Just because we decided to quit didn’t mean the Germans would let us go. More rounds smashed into the fuselage. A massive impact came from up front, but I couldn’t see what caused it because I was facing astern, firing. A German fighter spiraled down into the clouds, trailing black smoke. 

I squeezed the handles again to turn the turret and nothing happened.

“Turret’s jammed,” I said. “Raines. Can you come back here and crank it open?”

No answer. I tried again, still nothing. Intercom lines must be cut. I couldn’t do anything myself; the turret hatch had to face straight up before I could get out, and with the motors busted you could only crank it open from up in the fuselage. It was like a prison cell, an oubliette, except for the panoramic view. Whatever. I’d done my duty. Now I could just sit back and watch the show. For as long as it lasted, anyway.

1615 HOURS.

We were descending. Someone had to align the turret, or it would protrude below the landing gear when we touched down. That would be the end for me, and maybe for the bomber too. Oh well, I thought. Maybe I’ll get to see Oona soon. But I doubted it. 

I realized then I’d been putting everything I had into believing in Oona. Thinking about her had kept me sane through a double dozen missions, not because I was sure she’d save me with magic or whatever, but because she’d promised, and so had I. In my mind that meant we had to meet up again. We had to. And now we couldn’t so nothing meant anything anymore.

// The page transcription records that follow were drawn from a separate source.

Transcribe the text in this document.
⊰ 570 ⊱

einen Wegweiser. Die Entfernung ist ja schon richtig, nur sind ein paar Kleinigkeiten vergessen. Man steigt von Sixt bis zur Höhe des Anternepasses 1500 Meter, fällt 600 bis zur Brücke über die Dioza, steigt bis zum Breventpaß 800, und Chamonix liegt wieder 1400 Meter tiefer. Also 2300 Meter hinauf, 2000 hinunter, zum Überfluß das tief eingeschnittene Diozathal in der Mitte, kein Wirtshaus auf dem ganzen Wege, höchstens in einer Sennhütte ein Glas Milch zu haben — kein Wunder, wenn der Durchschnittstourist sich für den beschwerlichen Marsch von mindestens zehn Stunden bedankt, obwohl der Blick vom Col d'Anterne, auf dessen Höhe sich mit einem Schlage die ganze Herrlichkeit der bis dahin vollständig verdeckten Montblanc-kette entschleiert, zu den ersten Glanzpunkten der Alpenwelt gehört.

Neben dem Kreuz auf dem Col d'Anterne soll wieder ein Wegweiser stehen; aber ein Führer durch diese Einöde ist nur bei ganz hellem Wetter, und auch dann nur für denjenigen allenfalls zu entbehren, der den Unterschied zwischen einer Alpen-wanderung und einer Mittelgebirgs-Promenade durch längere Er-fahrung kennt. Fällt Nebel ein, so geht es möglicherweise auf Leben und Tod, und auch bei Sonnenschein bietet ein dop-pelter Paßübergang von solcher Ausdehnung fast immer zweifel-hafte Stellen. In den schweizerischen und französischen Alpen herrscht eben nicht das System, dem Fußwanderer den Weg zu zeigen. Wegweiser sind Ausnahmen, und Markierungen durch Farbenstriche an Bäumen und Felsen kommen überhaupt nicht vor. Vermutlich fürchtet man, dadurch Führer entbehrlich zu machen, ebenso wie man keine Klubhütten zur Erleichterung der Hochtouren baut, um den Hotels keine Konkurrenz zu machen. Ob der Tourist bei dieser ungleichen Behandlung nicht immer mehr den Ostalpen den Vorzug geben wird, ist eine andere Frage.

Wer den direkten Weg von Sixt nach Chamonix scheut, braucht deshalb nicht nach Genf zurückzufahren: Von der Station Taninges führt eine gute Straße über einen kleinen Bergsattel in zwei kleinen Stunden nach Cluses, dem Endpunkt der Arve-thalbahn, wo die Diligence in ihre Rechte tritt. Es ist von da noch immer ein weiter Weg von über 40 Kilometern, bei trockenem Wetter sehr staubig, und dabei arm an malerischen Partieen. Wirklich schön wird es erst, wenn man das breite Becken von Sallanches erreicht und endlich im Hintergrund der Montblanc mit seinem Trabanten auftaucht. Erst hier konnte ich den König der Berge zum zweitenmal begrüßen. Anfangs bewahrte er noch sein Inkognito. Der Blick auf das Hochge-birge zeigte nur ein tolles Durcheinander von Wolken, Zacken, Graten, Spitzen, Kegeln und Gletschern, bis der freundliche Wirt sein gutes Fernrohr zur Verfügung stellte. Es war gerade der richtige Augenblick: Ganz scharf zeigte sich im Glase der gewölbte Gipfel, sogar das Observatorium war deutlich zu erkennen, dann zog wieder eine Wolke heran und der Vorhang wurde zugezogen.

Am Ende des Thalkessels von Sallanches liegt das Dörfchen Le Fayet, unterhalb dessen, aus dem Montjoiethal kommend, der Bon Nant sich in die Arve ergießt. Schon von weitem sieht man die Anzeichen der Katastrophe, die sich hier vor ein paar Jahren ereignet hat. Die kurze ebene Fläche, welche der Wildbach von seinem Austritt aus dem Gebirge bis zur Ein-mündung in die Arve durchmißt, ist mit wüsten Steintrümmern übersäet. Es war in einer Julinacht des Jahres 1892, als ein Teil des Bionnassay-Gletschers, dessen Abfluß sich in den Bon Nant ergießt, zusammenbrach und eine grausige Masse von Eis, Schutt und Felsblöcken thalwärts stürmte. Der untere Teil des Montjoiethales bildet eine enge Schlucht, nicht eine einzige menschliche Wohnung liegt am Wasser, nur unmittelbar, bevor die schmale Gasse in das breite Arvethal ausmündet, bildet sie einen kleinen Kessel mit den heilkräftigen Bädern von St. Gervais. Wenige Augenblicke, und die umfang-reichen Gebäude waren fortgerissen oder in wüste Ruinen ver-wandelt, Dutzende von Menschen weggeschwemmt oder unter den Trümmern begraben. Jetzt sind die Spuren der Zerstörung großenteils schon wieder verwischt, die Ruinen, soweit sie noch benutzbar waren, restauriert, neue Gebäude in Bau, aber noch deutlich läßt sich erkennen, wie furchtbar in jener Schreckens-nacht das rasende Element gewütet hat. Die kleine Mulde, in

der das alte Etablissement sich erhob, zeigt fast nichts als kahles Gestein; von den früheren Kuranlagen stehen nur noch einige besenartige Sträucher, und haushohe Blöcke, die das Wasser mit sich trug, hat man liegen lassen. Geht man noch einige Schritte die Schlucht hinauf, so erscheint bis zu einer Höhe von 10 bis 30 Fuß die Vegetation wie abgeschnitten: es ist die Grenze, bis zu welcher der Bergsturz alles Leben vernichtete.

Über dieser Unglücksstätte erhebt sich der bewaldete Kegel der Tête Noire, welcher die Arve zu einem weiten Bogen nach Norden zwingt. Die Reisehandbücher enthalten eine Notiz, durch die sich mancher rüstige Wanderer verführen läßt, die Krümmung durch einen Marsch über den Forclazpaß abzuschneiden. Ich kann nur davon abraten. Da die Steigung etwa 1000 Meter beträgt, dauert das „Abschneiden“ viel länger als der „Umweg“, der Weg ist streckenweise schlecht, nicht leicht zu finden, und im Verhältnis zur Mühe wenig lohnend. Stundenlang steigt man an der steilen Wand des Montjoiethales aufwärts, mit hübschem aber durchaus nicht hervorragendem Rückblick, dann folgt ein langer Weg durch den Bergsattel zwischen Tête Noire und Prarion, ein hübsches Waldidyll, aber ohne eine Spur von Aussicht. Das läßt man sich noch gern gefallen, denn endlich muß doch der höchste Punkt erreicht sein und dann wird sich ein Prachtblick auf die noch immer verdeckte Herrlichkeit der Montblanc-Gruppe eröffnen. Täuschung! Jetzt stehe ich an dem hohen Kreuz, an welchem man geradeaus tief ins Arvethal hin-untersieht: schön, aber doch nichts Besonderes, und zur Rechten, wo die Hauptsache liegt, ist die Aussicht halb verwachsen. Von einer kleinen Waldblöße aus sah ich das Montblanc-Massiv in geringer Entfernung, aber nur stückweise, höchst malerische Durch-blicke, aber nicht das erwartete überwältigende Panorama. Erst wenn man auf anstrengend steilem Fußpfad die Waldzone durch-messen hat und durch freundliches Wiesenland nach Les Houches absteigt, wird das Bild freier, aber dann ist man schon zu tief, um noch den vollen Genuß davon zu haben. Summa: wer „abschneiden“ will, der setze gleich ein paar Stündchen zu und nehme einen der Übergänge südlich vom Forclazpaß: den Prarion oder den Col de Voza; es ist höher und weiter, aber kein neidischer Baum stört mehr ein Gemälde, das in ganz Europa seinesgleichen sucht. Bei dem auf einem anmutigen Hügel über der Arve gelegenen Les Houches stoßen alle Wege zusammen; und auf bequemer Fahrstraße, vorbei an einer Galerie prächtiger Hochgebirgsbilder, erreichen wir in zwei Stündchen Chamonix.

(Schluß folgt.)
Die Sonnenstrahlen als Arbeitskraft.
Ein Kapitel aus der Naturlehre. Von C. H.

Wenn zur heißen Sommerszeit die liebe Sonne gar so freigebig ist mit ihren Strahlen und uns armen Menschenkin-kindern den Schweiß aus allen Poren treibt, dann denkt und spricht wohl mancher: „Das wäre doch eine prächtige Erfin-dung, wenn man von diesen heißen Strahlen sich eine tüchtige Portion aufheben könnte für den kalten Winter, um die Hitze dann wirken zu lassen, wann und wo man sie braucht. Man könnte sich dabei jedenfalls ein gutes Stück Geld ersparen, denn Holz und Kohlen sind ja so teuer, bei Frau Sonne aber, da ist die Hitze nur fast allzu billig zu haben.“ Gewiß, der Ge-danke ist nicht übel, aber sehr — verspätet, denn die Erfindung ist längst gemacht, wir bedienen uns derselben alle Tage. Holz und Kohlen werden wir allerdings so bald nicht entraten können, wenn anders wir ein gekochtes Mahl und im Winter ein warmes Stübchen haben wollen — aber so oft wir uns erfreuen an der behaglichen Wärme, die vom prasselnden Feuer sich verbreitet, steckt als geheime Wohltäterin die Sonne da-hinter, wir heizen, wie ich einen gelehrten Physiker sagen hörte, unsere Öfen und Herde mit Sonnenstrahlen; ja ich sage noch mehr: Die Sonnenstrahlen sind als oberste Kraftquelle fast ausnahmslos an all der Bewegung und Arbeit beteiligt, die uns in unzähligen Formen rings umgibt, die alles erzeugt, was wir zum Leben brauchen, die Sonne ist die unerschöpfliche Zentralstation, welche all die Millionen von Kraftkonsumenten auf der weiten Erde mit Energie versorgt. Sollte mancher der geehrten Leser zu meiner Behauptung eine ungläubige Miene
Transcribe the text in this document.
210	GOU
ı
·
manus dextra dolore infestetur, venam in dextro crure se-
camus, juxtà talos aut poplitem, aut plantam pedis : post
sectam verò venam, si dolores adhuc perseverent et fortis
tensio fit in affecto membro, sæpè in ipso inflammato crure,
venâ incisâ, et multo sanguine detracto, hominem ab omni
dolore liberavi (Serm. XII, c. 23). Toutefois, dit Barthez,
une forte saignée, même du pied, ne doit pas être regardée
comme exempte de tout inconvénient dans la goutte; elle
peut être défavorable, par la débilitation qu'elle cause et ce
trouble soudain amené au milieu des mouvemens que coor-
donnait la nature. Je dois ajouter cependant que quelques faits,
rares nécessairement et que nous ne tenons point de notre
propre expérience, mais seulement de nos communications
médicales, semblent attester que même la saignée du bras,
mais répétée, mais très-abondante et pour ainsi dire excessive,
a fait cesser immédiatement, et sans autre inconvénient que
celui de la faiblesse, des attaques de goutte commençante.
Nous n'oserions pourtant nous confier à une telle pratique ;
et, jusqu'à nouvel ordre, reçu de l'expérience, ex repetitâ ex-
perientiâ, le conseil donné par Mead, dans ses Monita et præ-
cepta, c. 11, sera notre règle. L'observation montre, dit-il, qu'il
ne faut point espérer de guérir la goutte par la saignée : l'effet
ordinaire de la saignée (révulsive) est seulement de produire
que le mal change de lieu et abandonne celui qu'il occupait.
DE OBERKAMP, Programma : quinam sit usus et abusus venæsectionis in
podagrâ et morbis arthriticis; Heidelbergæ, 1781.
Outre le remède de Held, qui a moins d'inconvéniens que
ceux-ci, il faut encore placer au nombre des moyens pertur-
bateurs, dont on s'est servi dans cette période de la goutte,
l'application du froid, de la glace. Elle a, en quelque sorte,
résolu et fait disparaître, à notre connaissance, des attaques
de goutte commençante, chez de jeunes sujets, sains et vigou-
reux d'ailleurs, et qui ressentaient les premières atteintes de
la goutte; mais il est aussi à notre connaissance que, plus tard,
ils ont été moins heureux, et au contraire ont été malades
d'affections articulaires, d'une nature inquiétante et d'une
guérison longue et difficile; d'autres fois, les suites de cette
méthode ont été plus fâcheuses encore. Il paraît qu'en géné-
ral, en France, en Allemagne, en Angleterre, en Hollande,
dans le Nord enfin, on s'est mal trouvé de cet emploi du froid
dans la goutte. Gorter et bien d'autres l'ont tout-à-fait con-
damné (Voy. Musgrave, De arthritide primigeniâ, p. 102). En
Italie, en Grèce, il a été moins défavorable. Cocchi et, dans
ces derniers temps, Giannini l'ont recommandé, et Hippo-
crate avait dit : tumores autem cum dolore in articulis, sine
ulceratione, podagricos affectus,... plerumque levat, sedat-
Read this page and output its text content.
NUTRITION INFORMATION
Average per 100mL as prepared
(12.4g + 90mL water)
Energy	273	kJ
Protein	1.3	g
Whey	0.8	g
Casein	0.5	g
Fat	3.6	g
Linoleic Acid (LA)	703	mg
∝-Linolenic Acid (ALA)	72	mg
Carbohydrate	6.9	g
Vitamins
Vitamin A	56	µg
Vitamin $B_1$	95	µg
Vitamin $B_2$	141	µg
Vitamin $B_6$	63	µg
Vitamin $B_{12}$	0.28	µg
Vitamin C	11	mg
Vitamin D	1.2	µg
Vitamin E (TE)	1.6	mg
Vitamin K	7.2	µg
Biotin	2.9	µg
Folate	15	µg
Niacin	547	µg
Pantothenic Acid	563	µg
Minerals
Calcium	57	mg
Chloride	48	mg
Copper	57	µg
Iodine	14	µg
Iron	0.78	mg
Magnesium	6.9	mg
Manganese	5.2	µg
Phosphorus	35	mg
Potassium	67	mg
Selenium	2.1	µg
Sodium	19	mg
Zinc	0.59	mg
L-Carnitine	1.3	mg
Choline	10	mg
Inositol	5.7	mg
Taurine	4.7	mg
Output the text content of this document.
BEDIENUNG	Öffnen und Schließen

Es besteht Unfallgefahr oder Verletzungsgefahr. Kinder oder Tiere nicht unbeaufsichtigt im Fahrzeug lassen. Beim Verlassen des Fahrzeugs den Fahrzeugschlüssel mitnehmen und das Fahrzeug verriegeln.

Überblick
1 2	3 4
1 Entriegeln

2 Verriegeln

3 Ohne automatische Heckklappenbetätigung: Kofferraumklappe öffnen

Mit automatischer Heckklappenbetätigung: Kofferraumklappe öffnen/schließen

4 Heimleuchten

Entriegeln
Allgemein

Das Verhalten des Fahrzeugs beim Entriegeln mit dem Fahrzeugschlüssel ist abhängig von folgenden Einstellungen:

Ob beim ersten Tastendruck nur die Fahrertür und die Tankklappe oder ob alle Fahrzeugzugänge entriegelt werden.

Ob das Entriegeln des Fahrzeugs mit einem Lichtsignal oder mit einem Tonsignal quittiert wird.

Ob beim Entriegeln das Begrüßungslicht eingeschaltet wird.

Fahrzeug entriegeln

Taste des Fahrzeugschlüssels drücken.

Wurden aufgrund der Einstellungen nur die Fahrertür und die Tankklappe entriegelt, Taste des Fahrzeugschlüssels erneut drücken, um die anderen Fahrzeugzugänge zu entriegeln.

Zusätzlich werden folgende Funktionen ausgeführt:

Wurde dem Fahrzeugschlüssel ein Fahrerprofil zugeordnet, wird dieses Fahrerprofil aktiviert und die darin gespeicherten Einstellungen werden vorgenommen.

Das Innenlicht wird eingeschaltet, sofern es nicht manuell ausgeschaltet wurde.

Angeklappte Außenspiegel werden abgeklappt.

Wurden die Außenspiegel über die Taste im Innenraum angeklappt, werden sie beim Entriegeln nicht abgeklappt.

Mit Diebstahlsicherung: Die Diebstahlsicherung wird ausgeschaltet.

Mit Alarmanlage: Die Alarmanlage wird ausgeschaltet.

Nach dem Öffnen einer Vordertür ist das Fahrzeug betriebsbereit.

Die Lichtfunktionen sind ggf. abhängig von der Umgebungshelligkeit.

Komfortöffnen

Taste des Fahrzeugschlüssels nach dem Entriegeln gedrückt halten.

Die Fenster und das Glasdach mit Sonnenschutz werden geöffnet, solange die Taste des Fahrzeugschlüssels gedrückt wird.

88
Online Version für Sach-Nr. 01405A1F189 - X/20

But then I happened to think what she’d have said if I told her what would happen.

Say I knew it, somehow, back there in the Carnegie Deli. Say I told her.

“Oona,” I said in my head, “suppose you die first? How will you save me then?”

She got angry, which I wasn’t expecting. She reached across that rickety deli table and she took my chin in her hand and looked right in my eyes.

“I don’t break my promises,” she said. “Dead or alive I’ll keep ’em. You hear me?”

In my imagination I couldn’t even speak I was so full of emotion, so I just nodded.

“If I die first,” she said, “you’d better live for me. You’d better, damn you.”

Back in my broken turret, the sheath of ice around my heart shattered like it was hit with a hammer. It hurt now. It hurt bad. 

1700 HOURS.

Through the overcast, gray clouds gave way to open landscape covered with soft green turf. It looked like the fens of Cambridgeshire. Almost home now. Altitude 3,000 feet. Landing gear still up. Still trapped. 2,500 feet. Coming down.

“Oona,” I said into the dead intercom, “I wish I could see you again. I wish you really could save me. I wish I could have saved you.”

My turret began to rotate upward. Someone must be cranking it now, at the last moment. I could see the grass rushing by below at over a hundred miles an hour. Turret vertical! I flipped the hatch open. Yanked myself up. No one was there. The waist was an abattoir, blood and body parts everywhere. Then we hit ground–

I was lying on my back… on the grass? I got up quickly, nearly fell. The Blue Devil looked mostly intact from my vantage behind the wreck, three hundred yards of torn up turf showing the landing path. Not bad for gear-up. Good thing the land here was so flat. I must have made my way out and then fainted or something.

I ran around to the front of the Blue Devil because maybe Raines needed my help. But Raines wasn’t there. Nothing was there. The nose of the plane was gone, and the cockpit was ripped open like a gaping wound. Maybe a mid-air collision with a fighter? But then–

I felt a touch on my cheek, and I was sure it wasn’t the wind. 

“Oona,” I said, and I couldn’t say anything more.

Again, the touch on my cheek. And then it was gone.